Quintanos rubbed his chin and said, “It seems that I have subconsciously taken control of this place, this small dimension that has trapped you, and it flowed with my emotions as I dreamed. It is an otherworldly place caught between the waking world and the realms beyond.”

“Something like the fairylands?”

“Well, no. The lands of Faerie exist in the realms beyond, in the places my father calls Lumina.”

“Is there by any chance we could get out of here, señor?” asked Dolores with frustration in her tone. The situation exhausted her, frustrated her, and at that moment, she only wanted an exit from that horrible place.

“We shall see, señorita.” Quintanos’ hands worked its way through the surface of the walls.

It felt more like a box as they were trapped in a nightmare made real. Panic would befall any mortal placed in their hellish situation that would eventually lead to insanity. But Quintanos was no ordinary man. He was gifted with the knowledge that no ordinary man could understand. They were trapped within the cracks, halfway in, halfway out, a pocket dimension. He could find a way out, that he knew for sure.

“If I recall correctly,” Quintanos began while he ran his hands on the walls, “There are several ways to enter and venture forth to the realms beyond, the soft places of gods and monsters, of dreams and nightmares. One of those ways is to find maps that indicate where the cracks in the world are. Of course, there are only three in existence, ciphered, and almost impossible to comprehend. Only the greatest of scholars could ever decipher it. Da Vinci was one of them.”

Dolores stared in baffled amazement.

“Another way is to meditate, but only those who have mastered their inner selves can perform this feat. The problem with this method is that only the soul can venture within the realms and not his body. This is the hardest path to take, and there is always a chance that the soul could never find its way back to its body.”

“I do not understand what you are trying to explain señor,” Dolores protested while scratching her head.

“We are stuck between realms, señorita. We are in between the seen and the unseen. You are trapped here, and somehow you drew me in here, and I unwittingly dragged Stefano with me because he is my supposed protector. You are here because of the magic. Somehow, whatever drew you were not able to finish the task of dragging you to the realms beyond and left you trapped in this place. But still, you were tethered to the real world, the mortal world, and that made you appear as a ghost in the room I was in. Whatever it is trying to pull you is still out there, and only it can answer us why.”

“Who… what?” she anxiously asked.

“Patience Dolores, we will soon find out. I can cross back to reality, but I cannot bring you back with me because there is something out there that is trying to get hold of you.”

“Then we must find out what, señor Quintanos.”

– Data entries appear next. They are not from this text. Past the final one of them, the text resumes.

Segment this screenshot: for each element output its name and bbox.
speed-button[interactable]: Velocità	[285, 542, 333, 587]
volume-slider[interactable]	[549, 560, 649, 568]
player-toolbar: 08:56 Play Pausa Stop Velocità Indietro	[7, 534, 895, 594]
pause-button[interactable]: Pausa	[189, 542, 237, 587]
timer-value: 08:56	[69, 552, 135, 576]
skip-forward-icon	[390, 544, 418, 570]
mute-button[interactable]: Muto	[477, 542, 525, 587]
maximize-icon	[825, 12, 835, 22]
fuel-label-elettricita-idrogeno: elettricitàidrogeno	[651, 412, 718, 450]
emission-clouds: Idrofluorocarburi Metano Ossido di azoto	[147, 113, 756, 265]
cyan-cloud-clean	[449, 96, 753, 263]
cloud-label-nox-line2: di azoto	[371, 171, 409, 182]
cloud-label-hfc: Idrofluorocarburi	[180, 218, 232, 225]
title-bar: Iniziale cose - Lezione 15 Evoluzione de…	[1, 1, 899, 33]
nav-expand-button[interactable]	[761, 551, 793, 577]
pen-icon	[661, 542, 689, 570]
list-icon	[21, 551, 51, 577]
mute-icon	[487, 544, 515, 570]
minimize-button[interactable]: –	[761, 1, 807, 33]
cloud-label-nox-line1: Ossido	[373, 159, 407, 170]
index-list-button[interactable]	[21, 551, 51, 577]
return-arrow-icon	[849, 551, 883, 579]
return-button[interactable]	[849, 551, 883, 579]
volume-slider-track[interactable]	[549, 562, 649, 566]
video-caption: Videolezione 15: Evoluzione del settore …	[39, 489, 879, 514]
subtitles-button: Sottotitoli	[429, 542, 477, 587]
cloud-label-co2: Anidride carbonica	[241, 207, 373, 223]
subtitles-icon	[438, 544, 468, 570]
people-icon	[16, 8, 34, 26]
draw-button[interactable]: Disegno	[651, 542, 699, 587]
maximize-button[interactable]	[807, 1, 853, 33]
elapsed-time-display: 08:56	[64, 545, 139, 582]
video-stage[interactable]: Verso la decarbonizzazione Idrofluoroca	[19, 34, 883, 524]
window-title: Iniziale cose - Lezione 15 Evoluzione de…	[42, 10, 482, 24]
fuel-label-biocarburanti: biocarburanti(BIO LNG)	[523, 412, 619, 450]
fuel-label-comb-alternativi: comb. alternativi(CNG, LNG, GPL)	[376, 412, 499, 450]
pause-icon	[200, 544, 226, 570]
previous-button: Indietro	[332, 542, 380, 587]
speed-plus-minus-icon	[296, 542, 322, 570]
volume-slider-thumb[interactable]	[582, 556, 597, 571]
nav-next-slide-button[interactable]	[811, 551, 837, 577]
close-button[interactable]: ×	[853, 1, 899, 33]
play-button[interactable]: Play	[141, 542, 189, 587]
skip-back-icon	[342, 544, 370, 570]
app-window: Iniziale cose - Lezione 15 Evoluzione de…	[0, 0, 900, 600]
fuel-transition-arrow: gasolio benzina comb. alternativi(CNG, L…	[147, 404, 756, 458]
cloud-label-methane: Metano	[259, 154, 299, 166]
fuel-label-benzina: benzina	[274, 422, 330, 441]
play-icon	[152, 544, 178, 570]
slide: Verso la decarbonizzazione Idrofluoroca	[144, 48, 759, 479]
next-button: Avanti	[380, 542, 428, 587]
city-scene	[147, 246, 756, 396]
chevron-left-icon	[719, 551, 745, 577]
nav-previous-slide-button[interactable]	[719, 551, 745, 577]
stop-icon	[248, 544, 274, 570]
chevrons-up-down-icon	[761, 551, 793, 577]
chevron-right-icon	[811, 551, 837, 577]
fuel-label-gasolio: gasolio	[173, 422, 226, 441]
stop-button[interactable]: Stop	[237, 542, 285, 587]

Quintanos gave a firm nod and placed a hand on a specific part of the wall were several cracks met. He gave a sharp exhale and said, “The third and easiest way to cross over to the realms beyond is to know where to press.”

Quintanos put on his coat and pressed hard against a section of the wall creating a circular outline of light around his hand. It embedded deep. Lines of light streaked from the circular form branching out in all areas of the room. Sections of the walls moved, inward and outward, shifting sideways, up and down, like bricks only they were pieces of whatever reality they were in. They heard a low hum that was followed by a scraping sound like rocks grinding against each other. The three of them stood on a small circular section on the floor, which like an onion, peeled away until there was only a small section to stand on. The light faded and revealed a dark canopy with stars scattered all around. It seemed that they were in the void of space, and the pieces of the room just flew out into nothingness.

“This is the tricky part,” said Quintanos glancing over to his side at a frightened Dolores.

“I do not like this!” screamed Stefano.

A loud shriek was heard. There was nothing left of the room. The three of them fell into eternity.